I am implementing a model and my model + data does not fit on a single GPU. I am using DistributedDataParallel because the documentation recommends it over DataParallel.
My model appears to work now (it can overfit), but I am unsure about how I should use ReduceLROnPlateau.
Is it safe to simply call scheduler.step(validation_accuracy) regardless of rank? Or should I only call it on rank 0 and broadcast the resulting learning rate to the other processes (and how)?
I’ve currently implemented something like this, does this look correct?
dist.barrier() # Synchronize, making sure all processes have reached the end of this epoch.
acc_tensor = torch.tensor(val_acc)
dist.all_reduce(acc_tensor, op=ReduceOp.SUM)
scheduler.step(acc_tensor.item() / world_size)

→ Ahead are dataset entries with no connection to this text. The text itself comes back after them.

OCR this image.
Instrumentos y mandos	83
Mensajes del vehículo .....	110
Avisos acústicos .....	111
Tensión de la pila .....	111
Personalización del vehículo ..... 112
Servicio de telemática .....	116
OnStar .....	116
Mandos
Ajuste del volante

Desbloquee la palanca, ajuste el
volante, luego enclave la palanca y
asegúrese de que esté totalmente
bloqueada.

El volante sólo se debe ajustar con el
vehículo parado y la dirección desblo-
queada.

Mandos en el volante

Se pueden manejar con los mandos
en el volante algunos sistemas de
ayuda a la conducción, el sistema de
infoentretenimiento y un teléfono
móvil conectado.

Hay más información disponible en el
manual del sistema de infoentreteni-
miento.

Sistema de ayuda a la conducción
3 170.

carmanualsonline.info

In my case world size is the number of processes and the number of GPUs, so this averages the accuracy along all processes and uses it to update the scheduler.

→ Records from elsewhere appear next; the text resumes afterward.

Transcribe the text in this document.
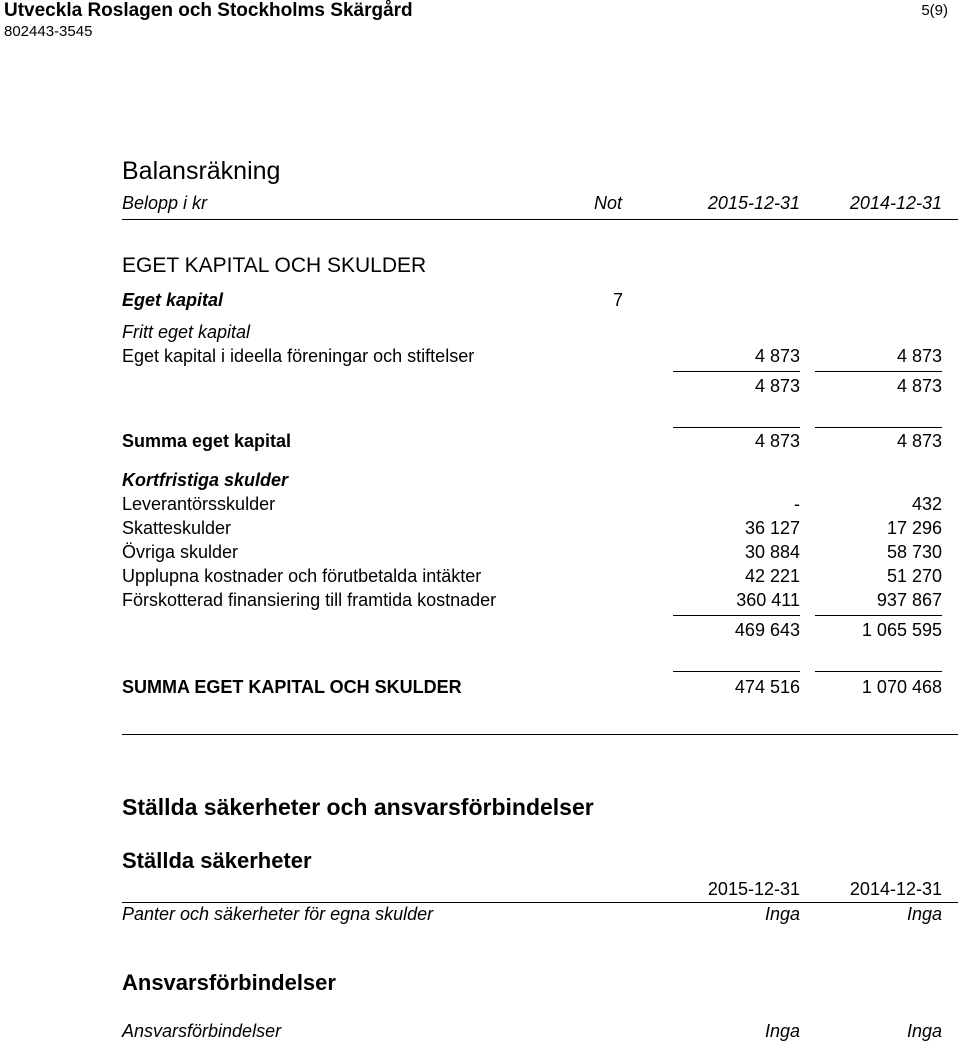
Utveckla Roslagen och Stockholms Skärgård
802443-3545
5(9)
Balansräkning
Belopp i kr	Not	2015-12-31	2014-12-31
EGET KAPITAL OCH SKULDER
Eget kapital	7
Fritt eget kapital
Eget kapital i ideella föreningar och stiftelser	4 873	4 873
4 873	4 873
Summa eget kapital	4 873	4 873
Kortfristiga skulder
Leverantörsskulder	-	432
Skatteskulder	36 127	17 296
Övriga skulder	30 884	58 730
Upplupna kostnader och förutbetalda intäkter	42 221	51 270
Förskotterad finansiering till framtida kostnader	360 411	937 867
469 643	1 065 595
SUMMA EGET KAPITAL OCH SKULDER	474 516	1 070 468
Ställda säkerheter och ansvarsförbindelser
Ställda säkerheter
2015-12-31	2014-12-31
Panter och säkerheter för egna skulder	Inga	Inga
Ansvarsförbindelser
Ansvarsförbindelser	Inga	Inga
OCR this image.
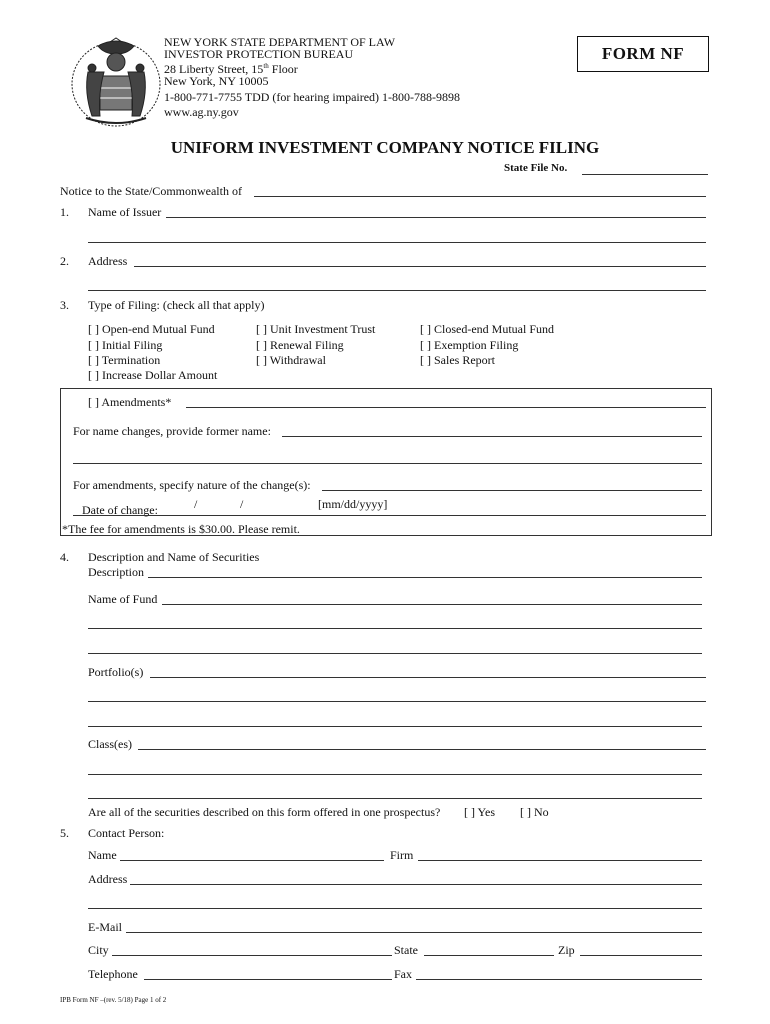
NEW YORK STATE DEPARTMENT OF LAW
INVESTOR PROTECTION BUREAU
28 Liberty Street, 15th Floor
New York, NY 10005
1-800-771-7755 TDD (for hearing impaired) 1-800-788-9898
www.ag.ny.gov
FORM NF
UNIFORM INVESTMENT COMPANY NOTICE FILING
State File No.
Notice to the State/Commonwealth of
1. Name of Issuer
2. Address
3. Type of Filing: (check all that apply)
[ ] Open-end Mutual Fund
[ ] Initial Filing
[ ] Termination
[ ] Increase Dollar Amount
[ ] Unit Investment Trust
[ ] Renewal Filing
[ ] Withdrawal
[ ] Closed-end Mutual Fund
[ ] Exemption Filing
[ ] Sales Report
[ ] Amendments*
For name changes, provide former name:
For amendments, specify nature of the change(s):
Date of change:	/	/	[mm/dd/yyyy]
*The fee for amendments is $30.00. Please remit.
4. Description and Name of Securities
Description
Name of Fund
Portfolio(s)
Class(es)
Are all of the securities described on this form offered in one prospectus? [ ] Yes [ ] No
5. Contact Person:
Name	Firm
Address
E-Mail
City	State	Zip
Telephone	Fax
IPB Form NF –(rev. 5/18) Page 1 of 2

I think this is correct, I am unsure if the barrier is needed. I assume so because otherwise some processes may be lagging behind and not have updated val_acc yet.

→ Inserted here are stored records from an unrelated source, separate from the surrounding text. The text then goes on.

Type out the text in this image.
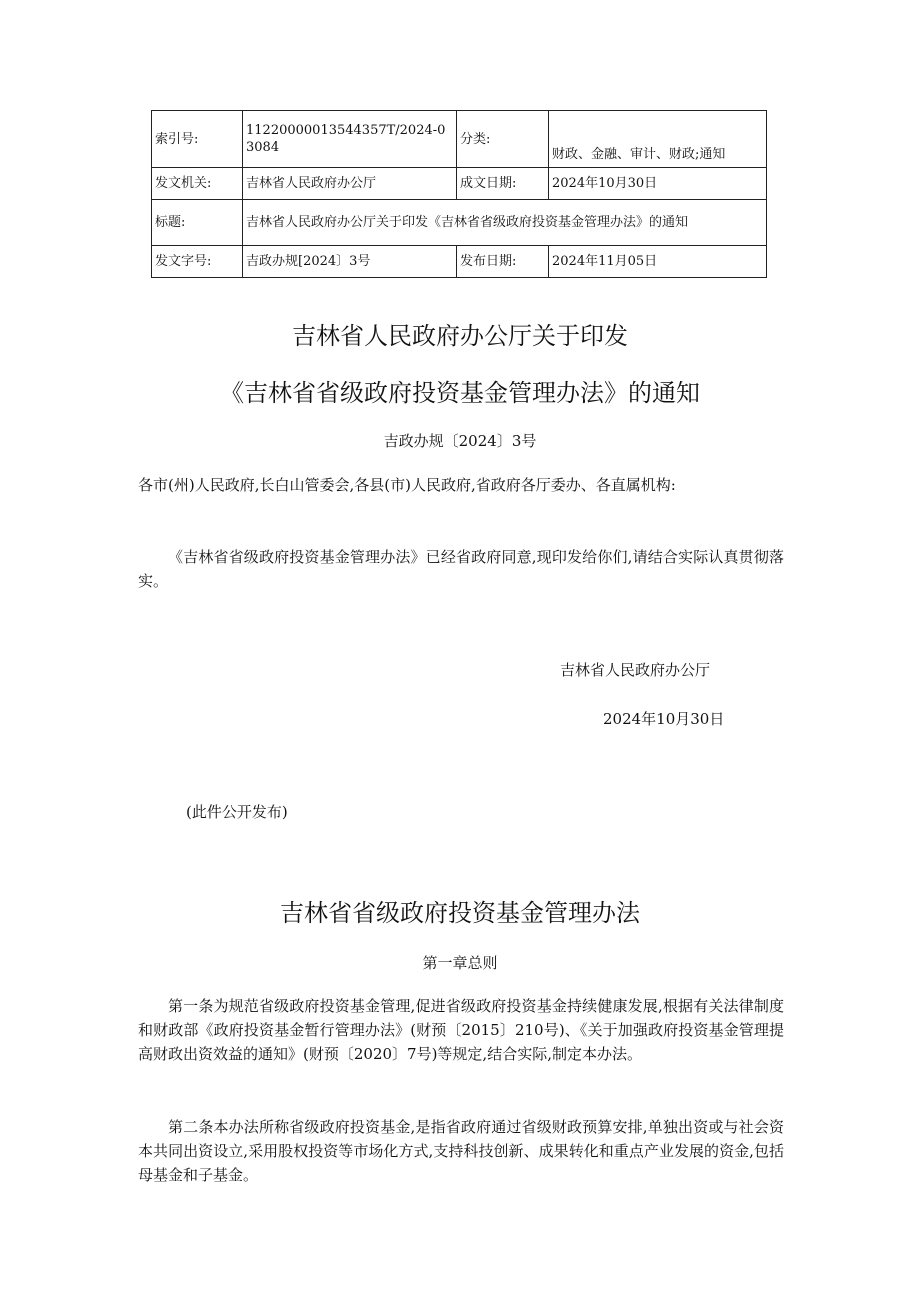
索引号:	11220000013544357T/2024-03084	分类:	财政、金融、审计、财政;通知
发文机关:	吉林省人民政府办公厅	成文日期:	2024年10月30日
标题:	吉林省人民政府办公厅关于印发《吉林省省级政府投资基金管理办法》的通知		
发文字号:	吉政办规[2024〕3号	发布日期:	2024年11月05日
吉林省人民政府办公厅关于印发
《吉林省省级政府投资基金管理办法》的通知
吉政办规〔2024〕3号
各市(州)人民政府,长白山管委会,各县(市)人民政府,省政府各厅委办、各直属机构:
《吉林省省级政府投资基金管理办法》已经省政府同意,现印发给你们,请结合实际认真贯彻落实。
吉林省人民政府办公厅
2024年10月30日
(此件公开发布)
吉林省省级政府投资基金管理办法
第一章总则
第一条为规范省级政府投资基金管理,促进省级政府投资基金持续健康发展,根据有关法律制度和财政部《政府投资基金暂行管理办法》(财预〔2015〕210号)、《关于加强政府投资基金管理提高财政出资效益的通知》(财预〔2020〕7号)等规定,结合实际,制定本办法。
第二条本办法所称省级政府投资基金,是指省政府通过省级财政预算安排,单独出资或与社会资本共同出资设立,采用股权投资等市场化方式,支持科技创新、成果转化和重点产业发展的资金,包括母基金和子基金。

You’d need to initialize process group for DDP and it will synchronize workers for the first iteration.
Not sure why you are trying to call dist.all_reduce() here, normally DDP will handle model parameters for you.
Your scheduler is similar to optimizer in this context?
I think this is correct, I am unsure if the barrier is needed. I assume so because otherwise some processes may be lagging behind and not have updated val_acc yet.
The scheduler is ReduceLROnPlateau, it is used to update the learning rate based on a metric (in my case validation accuracy).
Because val_acc is not a model parameter, I would assume it to be different on every process (because every process has its own mini-batch). Therefore, I need to synchronise it so every process changes the learning rate at the same time.
When I find some time, I will try and work out a minimum example.
Do you do validation on rank 0? If so, you can compute val_acc on rank 0 and broadcast it to all ranks at which point you can run scheduler.step independently, so all ranks are consistent. note that broadcast operation will synchronize the ranks for you.